Chronique de Mustapha Jmahri : Sur les pas de la famille Carbone à El Jadida


Pour la toute première fois, Charlotte Espinosa a posé le pied sur la terre marocaine. Bien plus qu’une simple escale, ce voyage résonne comme un retour aux sources de son identité, une immersion dans la lignée des Carbone. Elle est venue à El Jadida sur les traces de sa grand-mère, Yvette Aubry, et de sa mère, Marie-Claude Rey Leschier, toutes deux natives de la cité – sa mère y ayant vu le jour en janvier 1956. Cette épopée familiale s’ancre dans les années 1930, lorsque ses aïeux d’origine italienne, Nicolas, ébéniste de métier, et Françoise Carbone, née Polonia, s’installèrent à Mazagan au terme d’un long périple entamé depuis Trani, via l’Algérie.
À Mazagan-El Jadida, les Carbone s’imposèrent comme des figures connues de la vie locale. Autour de Nicolas et Françoise, la fratrie – composée des deux fils, Louis et Salvatore dit « Toto », et des quatre filles, Carmela, Joséphine, Lucienne et Catherine – anima le quotidien de la cité. Leur emblématique « Café des Sports », qui jouxtait l’ancien cinéma Rif, s’est aujourd’hui effacé du paysage, mais l’âme de leur présence demeure gravée dans les pierres de la ville.
Le point d’orgue de ce séjour fut l’instant où Charlotte a franchi le seuil du quartier Derb Bendriss. C’est là que se dresse encore l’ancienne demeure de ses ancêtres, devenue, dit-elle, un hôtel populaire. Charlotte est venue y capter l’écho des murs qui abritèrent les siens.
Au fil de nos échanges, Charlotte a cherché à saisir l’âme de Mazagan d’autrefois, cité cosmopolite et vibrante. Ensemble, nous avons esquissé le portrait d’une société plurielle où la mixité des communautés, durant le Protectorat et à l’aube de l’Indépendance, a forgé une identité partagée.
Enfin, ce voyage a révélé une fascinante transmission de savoir-faire, tel un secret de famille traversant les âges.

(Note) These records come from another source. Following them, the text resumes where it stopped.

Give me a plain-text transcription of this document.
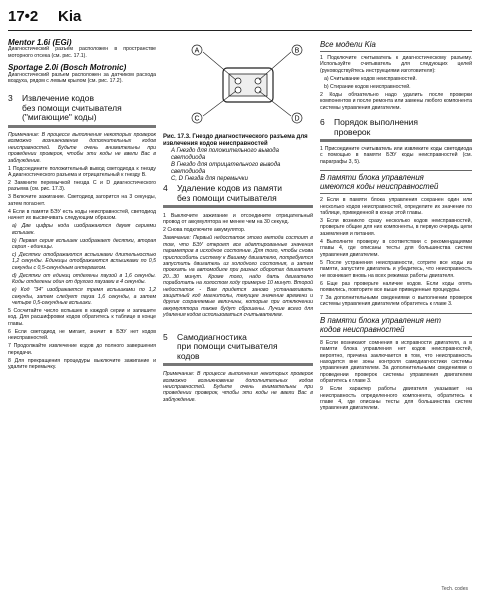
17•2 Kia
Mentor 1.6i (EGi)

Диагностический разъем расположен в пространстве моторного отсека (см. рис. 17.1).

Sportage 2.0i (Bosch Motronic)

Диагностический разъем расположен за датчиком расхода воздуха, рядом с левым крылом (см. рис. 17.2).

3	Извлечение кодов
без помощи считывателя
("мигающие" коды)

Примечание: В процессе выполнения некоторых проверок возможно возникновение дополнительных кодов неисправностей. Будьте очень внимательны при проведении проверок, чтобы эти коды не ввели Вас в заблуждение.

1 Подсоедините положительный вывод светодиода к гнезду A диагностического разъема и отрицательный к гнезду B.

2 Замкните перемычкой гнезда C и D диагностического разъема (см. рис. 17.3).

3 Включите зажигание. Светодиод загорится на 3 секунды, затем погаснет.

4 Если в памяти БЭУ есть коды неисправностей, светодиод начнет их высвечивать следующим образом.

a) Две цифры кода изображаются двумя сериями вспышек.

b) Первая серия вспышек изображает десятки, вторая серия - единицы.

c) Десятки отображаются вспышками длительностью 1,2 секунды. Единицы отображаются вспышками по 0,5 секунды с 0,5-секундным интервалом.

d) Десятки от единиц отделены паузой в 1,6 секунды. Коды отделены один от другого паузами в 4 секунды.

e) Код "34" изображается тремя вспышками по 1,2 секунды, затем следует пауза 1,6 секунды, а затем четыре 0,5-секундные вспышки.

5 Сосчитайте число вспышек в каждой серии и запишите код. Для расшифровки кодов обратитесь к таблице в конце главы.

6 Если светодиод не мигает, значит в БЭУ нет кодов неисправностей.

7 Продолжайте извлечение кодов до полного завершения передачи.

8 Для прекращения процедуры выключите зажигание и удалите перемычку.

A	B
C	D
Рис. 17.3. Гнездо диагностического разъема для извлечения кодов неисправностей
A Гнездо для положительного вывода светодиода
B Гнездо для отрицательного вывода светодиода
C, D Гнезда для перемычки
4	Удаление кодов из памяти
без помощи считывателя

1 Выключите зажигание и отсоедините отрицательный провод от аккумулятора не менее чем на 30 секунд.

2 Снова подключите аккумулятор.

Замечание: Первый недостаток этого метода состоит в том, что БЭУ откроет все адаптированные значения параметров в исходное состояние. Для того, чтобы снова приспособить систему к Вашему двигателю, потребуется запустить двигатель из холодного состояния, а затем проехать на автомобиле при разных оборотах двигателя 20...30 минут. Кроме того, надо дать двигателю поработать на холостом ходу примерно 10 минут. Второй недостаток - Вам придется заново устанавливать защитный код магнитолы, текущее значение времени и другие сохраняемые величины, которые при отключении аккумулятора также будут сброшены. Лучше всего для удаления кодов использоваться считывателем.

5	Самодиагностика
при помощи считывателя
кодов

Примечание: В процессе выполнения некоторых проверок возможно возникновение дополнительных кодов неисправностей. Будьте очень внимательны при проведении проверок, чтобы эти коды не ввели Вас в заблуждение.

Все модели Kia

1 Подключите считыватель к диагностическому разъему. Используйте считыватель для следующих целей (руководствуйтесь инструкциями изготовителя):

a) Считывание кодов неисправностей.

b) Стирание кодов неисправностей.

2 Коды обязательно надо удалить после проверки компонентов и после ремонта или замены любого компонента системы управления двигателем.

6	Порядок выполнения
проверок

1 Присоедините считыватель или извлеките коды светодиода с помощью в памяти БЭУ коды неисправностей (см. параграфы 3, 5).

В памяти блока управления
имеются коды неисправностей

2 Если в памяти блока управления сохранен один или несколько кодов неисправностей, определите их значение по таблице, приведенной в конце этой главы.

3 Если возникло сразу несколько кодов неисправностей, проверьте общие для них компоненты, в первую очередь цепи заземления и питания.

4 Выполните проверку в соответствии с рекомендациями главы 4, где описаны тесты для большинства систем управления двигателем.

5 После устранения неисправности, сотрите все коды из памяти, запустите двигатель и убедитесь, что неисправность не возникает вновь на всех режимах работы двигателя.

6 Еще раз проверьте наличие кодов. Если коды опять появились, повторите все выше приведенные процедуры.

7 За дополнительными сведениями о выполнении проверок системы управления двигателем обратитесь к главе 3.

В памяти блока управления нет
кодов неисправностей

8 Если возникают сомнения в исправности двигателя, а в памяти блока управления нет кодов неисправностей, вероятно, причина заключается в том, что неисправность находится вне зоны контроля самодиагностики системы управления двигателем. За дополнительными сведениями о проведении проверок системы управления двигателем обратитесь к главе 3.

9 Если характер работы двигателя указывает на неисправность определенного компонента, обратитесь к главе 4, где описаны тесты для большинства систем управления двигателем.

Tech. codes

À l’époque, sa grand-mère enseignait l’art de la broderie aux jeunes Marocaines à Khouribga, diffusant la poésie du point de croix au cœur de la région phosphatière. Aujourd’hui, ce fil de soie se prolonge à Paris, où Charlotte exerce elle-même le métier de brodeuse. En revenant à El Jadida, elle n’effectuait pas seulement un pèlerinage : elle remontait à la source d’une passion née sur le sol marocain il y a près d’un siècle.